Junior Cian Portugal, who took on the role of witness George Pullman, said that the lack of intervention on Madis’ part put more pressure on the witnesses and gave greater weight to their testimony.

“[Madis] really just lets us do our own thing and leaves it up to us how it goes, which is kind of cool,” Portugal said. “It made what we did even more important because he wouldn’t come in and change it.”

One of the prosecuting attorneys, junior Jaeden Burdge, said that she enjoyed the competitive nature of the trial and the way the witnesses and attorneys worked together to mount a successful case.

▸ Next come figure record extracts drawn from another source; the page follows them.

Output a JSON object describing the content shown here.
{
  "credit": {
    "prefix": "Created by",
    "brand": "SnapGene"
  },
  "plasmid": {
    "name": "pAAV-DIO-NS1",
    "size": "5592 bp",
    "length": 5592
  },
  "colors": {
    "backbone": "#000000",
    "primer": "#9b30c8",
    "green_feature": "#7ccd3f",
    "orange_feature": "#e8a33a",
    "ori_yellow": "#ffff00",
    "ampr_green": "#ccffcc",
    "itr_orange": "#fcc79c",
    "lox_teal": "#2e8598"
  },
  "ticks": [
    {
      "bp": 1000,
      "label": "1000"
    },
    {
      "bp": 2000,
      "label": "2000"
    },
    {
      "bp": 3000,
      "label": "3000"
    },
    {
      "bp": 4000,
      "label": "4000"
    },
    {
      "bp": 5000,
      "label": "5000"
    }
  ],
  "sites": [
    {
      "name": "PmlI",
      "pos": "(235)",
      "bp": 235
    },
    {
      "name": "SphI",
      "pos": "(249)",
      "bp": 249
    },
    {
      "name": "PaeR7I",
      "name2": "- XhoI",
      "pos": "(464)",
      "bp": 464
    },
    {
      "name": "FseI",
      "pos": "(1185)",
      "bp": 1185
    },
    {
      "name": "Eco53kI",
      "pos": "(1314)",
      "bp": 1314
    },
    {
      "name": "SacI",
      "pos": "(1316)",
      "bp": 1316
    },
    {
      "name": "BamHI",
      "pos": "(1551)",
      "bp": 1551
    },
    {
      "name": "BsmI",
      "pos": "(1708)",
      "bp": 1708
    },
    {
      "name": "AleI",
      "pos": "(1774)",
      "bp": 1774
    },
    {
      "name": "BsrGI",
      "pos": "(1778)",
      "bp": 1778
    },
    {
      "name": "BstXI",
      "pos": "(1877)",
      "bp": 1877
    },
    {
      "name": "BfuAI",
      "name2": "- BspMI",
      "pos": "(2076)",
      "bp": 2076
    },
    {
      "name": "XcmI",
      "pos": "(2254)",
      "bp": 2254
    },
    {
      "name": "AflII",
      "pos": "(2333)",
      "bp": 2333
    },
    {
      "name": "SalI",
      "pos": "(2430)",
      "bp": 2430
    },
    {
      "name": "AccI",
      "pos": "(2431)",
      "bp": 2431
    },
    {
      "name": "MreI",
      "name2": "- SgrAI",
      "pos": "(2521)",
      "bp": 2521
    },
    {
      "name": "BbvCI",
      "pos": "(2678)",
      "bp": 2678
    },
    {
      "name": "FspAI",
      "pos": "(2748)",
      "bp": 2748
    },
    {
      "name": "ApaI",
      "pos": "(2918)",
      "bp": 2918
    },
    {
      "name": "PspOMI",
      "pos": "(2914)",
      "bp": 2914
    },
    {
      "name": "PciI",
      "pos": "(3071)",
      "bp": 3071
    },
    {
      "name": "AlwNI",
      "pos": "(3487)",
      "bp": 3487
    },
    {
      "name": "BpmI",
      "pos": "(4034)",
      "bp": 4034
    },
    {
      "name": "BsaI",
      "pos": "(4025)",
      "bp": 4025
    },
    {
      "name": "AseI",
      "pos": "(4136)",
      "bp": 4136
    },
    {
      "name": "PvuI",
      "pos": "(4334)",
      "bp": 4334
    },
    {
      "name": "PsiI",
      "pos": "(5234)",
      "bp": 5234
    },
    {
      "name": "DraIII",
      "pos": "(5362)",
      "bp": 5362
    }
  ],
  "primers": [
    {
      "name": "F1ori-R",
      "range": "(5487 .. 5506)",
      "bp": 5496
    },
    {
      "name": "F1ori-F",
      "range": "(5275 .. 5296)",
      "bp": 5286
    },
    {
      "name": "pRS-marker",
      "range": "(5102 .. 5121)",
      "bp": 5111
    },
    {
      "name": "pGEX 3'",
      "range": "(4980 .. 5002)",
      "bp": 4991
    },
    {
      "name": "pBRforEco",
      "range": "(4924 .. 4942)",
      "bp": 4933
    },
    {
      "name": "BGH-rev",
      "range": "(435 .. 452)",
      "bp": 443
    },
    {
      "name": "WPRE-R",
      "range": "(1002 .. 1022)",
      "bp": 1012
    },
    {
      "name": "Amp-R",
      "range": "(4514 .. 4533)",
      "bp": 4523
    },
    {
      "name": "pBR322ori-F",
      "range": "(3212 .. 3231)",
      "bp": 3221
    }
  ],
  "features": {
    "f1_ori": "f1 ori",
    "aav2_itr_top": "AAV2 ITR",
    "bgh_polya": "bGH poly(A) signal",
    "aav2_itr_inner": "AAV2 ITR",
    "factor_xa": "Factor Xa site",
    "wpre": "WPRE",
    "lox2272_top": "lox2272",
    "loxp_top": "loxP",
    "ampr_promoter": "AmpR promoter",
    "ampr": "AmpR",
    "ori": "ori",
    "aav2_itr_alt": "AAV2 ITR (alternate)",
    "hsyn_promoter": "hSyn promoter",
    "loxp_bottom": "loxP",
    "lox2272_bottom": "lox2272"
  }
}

“Your team of witnesses, when they realized they were going against someone else, you all bonded and teamed up. That was really fun for me and enjoyable, making new friends and strengthening bonds with people I already knew.”

Burdge was the third sibling from her family to participate in the Pullman trial, taking on the same role that both of her brothers did when they were in the class.

“I planned it,” Burdge said. “That was my first choice. I like to follow in my brothers’ footsteps.”

Junior Kira Twitchell, one of the defense attorneys, said that she was nervous going into the trial, but ended up enjoying the challenge it presented.

“The best part of it was the challenge of coming up with questions and comebacks and finding loopholes and trying to prove your point through the process of asking questions,” Twitchell said. “It was difficult to prove your point without just telling it because you had to come up with an argument through questions, through other people’s words. You didn’t know what they were going to say.”

Madis said that though the trial is difficult and asks a lot of students, they almost always rise to the occasion to make the trial a success.

“It’s fun to see them having so much fun, and for those students who are academically competitive, to see them really go for it, really embrace it and do a good job and make a great argument,” Madis said. “That is I think the best part of it for them, whether or not they win, because those are the qualities they need going forward in their lives, and it’s nice to see that in kids because I know that they’re going to have a good future.”